PuroMarketing Full Living Brands: rewriting the brand paradigm
Most companies, brands and products -in terms of branding- continue to live in the last century. Some, even, in more remote times.
And it is that the internet infiltrated our lives calmly. However, we no longer consult the paper dictionary. We do not queue at the cinema or at a concert to get tickets. Even many times we buy clothes without stepping on a physical store.
In short, our habits, our customs, our experiences have changed. So much and in such a short space of time, that we hardly realize it if we don't look back.
Older advertisers will remember those days when you killed for a certain color marker whose life came to an end - at three in the morning - with everything closed. The client expected the sketch first thing in the morning and you had to figure out how to finish the job. The irruption of the computer was smooth because, among other things, colors were never spent at the least opportune moment in Photoshop or Paint.
And you will say, what does this have to do with brands? Well, enough.
From that time, and as a legacy from previous ones, we all had very clear concepts regarding brands. You could find them in any self-respecting corporate identity manual. An example: a brand was limited to two or, at most, three colors. For some of my students this doesn't make any sense until you clarify that, at that time, the opportunities to reproduce a brand in color were concentrated in the graphic world: the printing press. The cinema or television had a lesser role given the high costs they entailed.
The Internet has rewritten the paradigm of brand presence when it comes to color. And, although this goes a long way, I'll leave it here.
Connected with the above was the revered use in the shape, size and proportion of the mark. Another heritage that made a lot of sense when you burned your genre - to distinguish it from the competition - into the fire.

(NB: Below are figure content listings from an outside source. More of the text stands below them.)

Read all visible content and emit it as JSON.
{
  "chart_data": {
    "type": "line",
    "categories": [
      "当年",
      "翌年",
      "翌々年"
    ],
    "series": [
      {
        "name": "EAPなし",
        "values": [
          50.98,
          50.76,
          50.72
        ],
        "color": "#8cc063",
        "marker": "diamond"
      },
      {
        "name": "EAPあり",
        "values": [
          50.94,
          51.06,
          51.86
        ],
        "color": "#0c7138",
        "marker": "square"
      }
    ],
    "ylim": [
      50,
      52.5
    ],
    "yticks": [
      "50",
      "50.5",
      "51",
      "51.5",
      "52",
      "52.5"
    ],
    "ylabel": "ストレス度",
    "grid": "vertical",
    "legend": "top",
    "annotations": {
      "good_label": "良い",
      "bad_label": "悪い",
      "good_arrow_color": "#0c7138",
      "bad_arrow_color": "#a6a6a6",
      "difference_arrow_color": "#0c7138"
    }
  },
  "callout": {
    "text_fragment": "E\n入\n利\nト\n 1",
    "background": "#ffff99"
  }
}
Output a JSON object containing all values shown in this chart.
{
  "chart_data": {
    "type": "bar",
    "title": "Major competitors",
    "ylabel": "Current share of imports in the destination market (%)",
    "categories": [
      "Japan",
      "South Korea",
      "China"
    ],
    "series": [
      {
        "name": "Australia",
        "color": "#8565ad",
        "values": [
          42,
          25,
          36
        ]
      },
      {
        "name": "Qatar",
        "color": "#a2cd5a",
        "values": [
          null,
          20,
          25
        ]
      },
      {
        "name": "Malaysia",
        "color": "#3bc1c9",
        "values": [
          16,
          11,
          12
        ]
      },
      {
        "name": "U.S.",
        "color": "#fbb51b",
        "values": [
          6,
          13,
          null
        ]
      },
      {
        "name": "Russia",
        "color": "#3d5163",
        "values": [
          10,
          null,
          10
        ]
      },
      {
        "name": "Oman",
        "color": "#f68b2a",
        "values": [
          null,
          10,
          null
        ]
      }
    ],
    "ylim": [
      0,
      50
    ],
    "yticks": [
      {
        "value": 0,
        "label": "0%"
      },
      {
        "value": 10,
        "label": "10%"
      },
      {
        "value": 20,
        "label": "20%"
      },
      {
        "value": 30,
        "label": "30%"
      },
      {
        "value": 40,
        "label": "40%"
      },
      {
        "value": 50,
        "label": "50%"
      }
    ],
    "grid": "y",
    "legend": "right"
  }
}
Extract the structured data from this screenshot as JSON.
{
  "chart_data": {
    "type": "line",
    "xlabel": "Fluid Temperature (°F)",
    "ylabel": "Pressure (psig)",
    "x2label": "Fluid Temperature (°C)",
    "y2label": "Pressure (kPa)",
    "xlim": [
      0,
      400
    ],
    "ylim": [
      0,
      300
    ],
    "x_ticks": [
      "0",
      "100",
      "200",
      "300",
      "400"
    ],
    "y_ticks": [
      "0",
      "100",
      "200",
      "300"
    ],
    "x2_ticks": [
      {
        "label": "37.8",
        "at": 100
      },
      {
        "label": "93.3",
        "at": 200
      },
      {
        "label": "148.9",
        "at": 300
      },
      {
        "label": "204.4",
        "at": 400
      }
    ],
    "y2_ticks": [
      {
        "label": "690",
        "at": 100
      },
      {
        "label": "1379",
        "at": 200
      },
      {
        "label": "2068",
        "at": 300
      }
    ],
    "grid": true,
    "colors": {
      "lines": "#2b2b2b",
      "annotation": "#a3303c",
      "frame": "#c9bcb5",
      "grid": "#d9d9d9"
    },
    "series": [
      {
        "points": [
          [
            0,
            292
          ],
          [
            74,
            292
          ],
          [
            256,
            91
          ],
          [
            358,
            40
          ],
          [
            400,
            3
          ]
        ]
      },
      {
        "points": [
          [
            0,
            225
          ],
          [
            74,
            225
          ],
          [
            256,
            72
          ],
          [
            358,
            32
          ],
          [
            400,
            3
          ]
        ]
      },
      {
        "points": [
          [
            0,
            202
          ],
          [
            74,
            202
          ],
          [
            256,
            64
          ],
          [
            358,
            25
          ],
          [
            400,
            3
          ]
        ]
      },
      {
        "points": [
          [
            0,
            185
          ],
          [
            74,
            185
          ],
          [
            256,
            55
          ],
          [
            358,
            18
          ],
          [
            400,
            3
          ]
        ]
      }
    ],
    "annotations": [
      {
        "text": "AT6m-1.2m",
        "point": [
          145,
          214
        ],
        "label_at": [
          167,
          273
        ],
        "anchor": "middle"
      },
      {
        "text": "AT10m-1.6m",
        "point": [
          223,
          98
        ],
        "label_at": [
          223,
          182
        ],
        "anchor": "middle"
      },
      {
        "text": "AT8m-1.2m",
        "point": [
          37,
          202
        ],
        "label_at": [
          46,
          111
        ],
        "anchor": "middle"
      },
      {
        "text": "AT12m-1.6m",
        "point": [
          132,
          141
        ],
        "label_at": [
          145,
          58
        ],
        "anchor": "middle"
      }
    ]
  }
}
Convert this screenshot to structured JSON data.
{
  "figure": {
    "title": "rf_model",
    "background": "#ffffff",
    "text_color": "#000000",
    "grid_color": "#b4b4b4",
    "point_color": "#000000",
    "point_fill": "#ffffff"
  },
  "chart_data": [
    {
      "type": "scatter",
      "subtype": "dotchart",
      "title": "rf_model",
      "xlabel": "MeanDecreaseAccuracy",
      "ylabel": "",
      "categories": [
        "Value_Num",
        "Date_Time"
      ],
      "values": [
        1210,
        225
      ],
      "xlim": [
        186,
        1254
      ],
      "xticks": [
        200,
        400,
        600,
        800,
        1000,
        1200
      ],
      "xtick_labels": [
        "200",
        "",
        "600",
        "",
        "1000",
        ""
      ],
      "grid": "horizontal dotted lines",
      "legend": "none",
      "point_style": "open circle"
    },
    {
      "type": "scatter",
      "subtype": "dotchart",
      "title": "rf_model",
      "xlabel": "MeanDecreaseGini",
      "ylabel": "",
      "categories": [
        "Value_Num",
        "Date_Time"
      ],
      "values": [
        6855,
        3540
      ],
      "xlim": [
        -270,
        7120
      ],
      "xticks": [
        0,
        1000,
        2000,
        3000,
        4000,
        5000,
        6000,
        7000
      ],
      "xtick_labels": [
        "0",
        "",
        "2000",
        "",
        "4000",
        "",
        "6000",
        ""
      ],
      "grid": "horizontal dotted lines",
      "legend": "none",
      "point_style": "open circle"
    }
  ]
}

Here comes the first modern innovation. When cinema arrives and becomes a mass phenomenon, the big production companies intend to impact stakeholders with the maximum potential that the medium offers them: shape, size, color, movement and sound. From there are born the glorious headers of the main film companies that we all remember.
Television, a medium analogous to cinema, follows in its wake and begins to use animations in its headers, bumpers, etc.
Here the first alarm goes off: the internet has meant unrestricted democratic access not only to color; also to shape, size, movement and sound.
Who takes advantage of all this?
You tell me. Because I don't see it.
The vast majority of brands and advertisers continue to cling to a model that expired with the inauguration of the digital age.
Years ago, with the Internet at full capacity, I proposed to an advertiser who was determinedly working to differentiate himself from his competition, to change his brand to a Full Living Brand. An innovative model that was adjusted to the high demand required by its presence on the Internet. He raised his hands to his head, perceiving that his brand was going to leave the quiet backwater of the static world, for a brand philosophy willing to present the living face of the company.
It is surprising to see how high-profile companies invest large sums of money in marketing, without being aware that their brand ceased to exist as such -or to be fully perceived, which amounts to the same thing-, in the context of the new paradigm.
Fortunately, this is starting to change.
Full Living Brands, what are they and what are they for?
We live in an animated universe where light, sound and movement shape our reality. What's more, the human eye is adapted -for a basic matter of survival- to perceive movement above any other stimulus such as size, color or shape.
Applied to your brand, it means that if it is not alive, you are missing out on opportunities.
The first contact you have today with a product, brand or company is the internet. How long are you going to let your brand be perceived as an inanimate element? If your company is a living being, your brand should be too.
Markets change and we strive with marketing and company policies to adapt our products to new demands. Which is fine.
Consumers are now prosumers. We know it and we strive to better tune in with our RR.SS. every day. Which is also very good.
A Full Living Brand is a brand full of life. Like your company. Like your clients. like your products.
A Full Living Brand does not lose the essential character of a good brand: distinguish your company before different audiences and differentiate it from its competition. In addition to that, it beats at the tempo of the rhythm set by the markets, the demands and it EVOLVES, just as people do, something that directly influences its positioning.
The animated film logos that I mentioned before have in common with a Full Living Brand that they are works of art. But that is only the beginning. Then comes the constant research and continuous improvement process of our company, which will be transformed into living brand expression: Full Living Brand.
Today is Full Living Brands time. Tomorrow will be late.